Treating severe emphysema with lung coils: How it works and risks
Doctors sometimes recommend lung coils to help someone manage severe emphysema, especially when other treatments have been unsuccessful. Their benefits include increased lung volume, exercise capacity, and quality of life.
Cigarette smoking is the main cause of emphysema. The condition often leads to the destruction of the small air sacs (the alveoli) in the lungs, creating fewer and larger sacs. This change affects the lungs’ ability to exchange gases. Some changes that emphysema causes are irreversible.
Lung coils primarily work to bring back elasticity to the diseased lung tissue of a person with emphysema. By doing so, the lungs can function better, and it reduces hyperinflation risk. Lung hyperinflation occurs when the organ size increases due to trapped air.
Keep reading to learn about lung coils for emphysema, including the procedure to fit one and information about possible risks and the devices’ longer-term management.
Lung coils are medical devices. Manufacturers use nitinol (a nickel-titanium alloy) wire to make the coils. They have shape memory effects and are biologically inert. This means they do not change shape over time inside a person’s body or cause a reaction in contact with the body’s tissues.
The first lung coils that a doctor inserted in humans was in 2008. The coils come in three sizes — 100 millimeters (mm), 125 mm, and 150 mm — to accommodate the varying airway lengths of different people. The manufacturer provides the necessary equipment (delivery system) with the device to complete the insertion process.

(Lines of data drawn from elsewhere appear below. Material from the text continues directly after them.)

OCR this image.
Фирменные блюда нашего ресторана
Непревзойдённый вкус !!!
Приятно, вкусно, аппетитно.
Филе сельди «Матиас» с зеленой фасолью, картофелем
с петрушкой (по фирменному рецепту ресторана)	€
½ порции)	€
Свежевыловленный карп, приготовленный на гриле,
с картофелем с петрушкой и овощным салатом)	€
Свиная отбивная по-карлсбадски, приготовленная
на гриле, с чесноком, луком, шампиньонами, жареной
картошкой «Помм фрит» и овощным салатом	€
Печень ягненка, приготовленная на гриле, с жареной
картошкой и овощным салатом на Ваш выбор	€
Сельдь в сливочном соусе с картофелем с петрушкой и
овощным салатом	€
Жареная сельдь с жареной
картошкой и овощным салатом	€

The PneumRx endobronchial coil system (RePneu) is an example of this device.
The underlying theory is that the coils induce lung-tissue compression, resulting in less hyperinflation. At the same time, the coils can improve elastic recoil pressure within the organ, leading to an overall reduction in lung volume.
Less hyperinflation can improve chronic obstructive pulmonary disease (COPD) symptoms — for example, it may reduce shortness of breath and increase exercise capacity.
The coils also work to improve airway resistance in the treated lungs.
All changes induced by the coils allow better functioning of the lungs. For example, a reduced lung volume in people with emphysema can improve the lungs’ ability to stretch and expand. This can further help the diaphragm function better, increasing its pressure on the flow of outward breath.
Further research is necessary to determine how lung coils work, specifically how they can impact the diaphragm or surrounding structures.
Treatment with lung coils is a minimally invasive option. Besides those we mention above, lung coils have the following benefits:
The procedure may require the person to be under general anesthetic.
The exact procedure is complex and may vary according to manufacturers’ guidelines and the doctor performing it.
Generally, the doctor can look inside the lungs using a bronchoscope (a thin, lighted tube with a camera on its end) and place the coils. The doctor typically inserts 10–14 coils in the lung lobe.
Another technique — fluoroscopy — can help guide the process in some cases. Fluoroscopy uses X-rays to produce a video in real time of the lungs.
Doctors also use bronchoscopy, but sometimes they will use bronchoscopy and fluoroscopy.
Doctors tend to treat two lobes in opposite lungs one after the other, with 4–8 weeks between procedures. They work out which lobes to treat using a computed tomography (CT) scan and target the lobes with the most damage.
A hospital stay following the insertion may be necessary.
Some of the more common complications of having lung coils are the following:
Additionally, around 5–10% of people with fitted lung coils may experience a phenomenon known as coil-associated opacity. This noninfectious, localized tissue response can lead to dense areas showing up in lung X-rays.
A 2018 study warns that lung coils for treating emphysema are unsuitable for people with:
To consider if a person is a suitable candidate, experts recommend weighing the benefits of lung coil insertion surgery against the significant risk of disease and death after the procedure.
Another method that can help reduce hyperinflation in the lungs is endobronchial valves. In some cases of advanced emphysema, a pulmonologist may recommend it instead.
Despite the risk of complications, lung coils do not appear to require much ongoing management.
However, a 2020 study reported that some medical centers recommend a 30-day course of macrolide (an antibiotic) after a lung coil insertion procedure. This is to prevent any bacterial infections.
Another 2020 study, which followed participants at least five years after the insertion, concluded that people with lung coils appeared to have a better chance of survival. Specifically, they were likely to survive at least 5 years after the procedure if they had achieved a 10% reduction in lung volume within 3 months.
Lung coils are a medical implant doctors use to treat severe emphysema, and they generally reserve them for people not responding to other medical treatments.
The procedure for inserting the coils may require two sessions, with a doctor treating each lobe of the lung individually. A rest period — usually 4–8 weeks — between the sessions may be necessary.
Experts report significant improvements in quality of life and lung function following the procedure.
However, it also comes with risks of complications. These can include worsening COPD, pneumonia, a collapsed lung, and coil-associated opacity. A doctor can best assess who is a suitable candidate for lung coils insertion.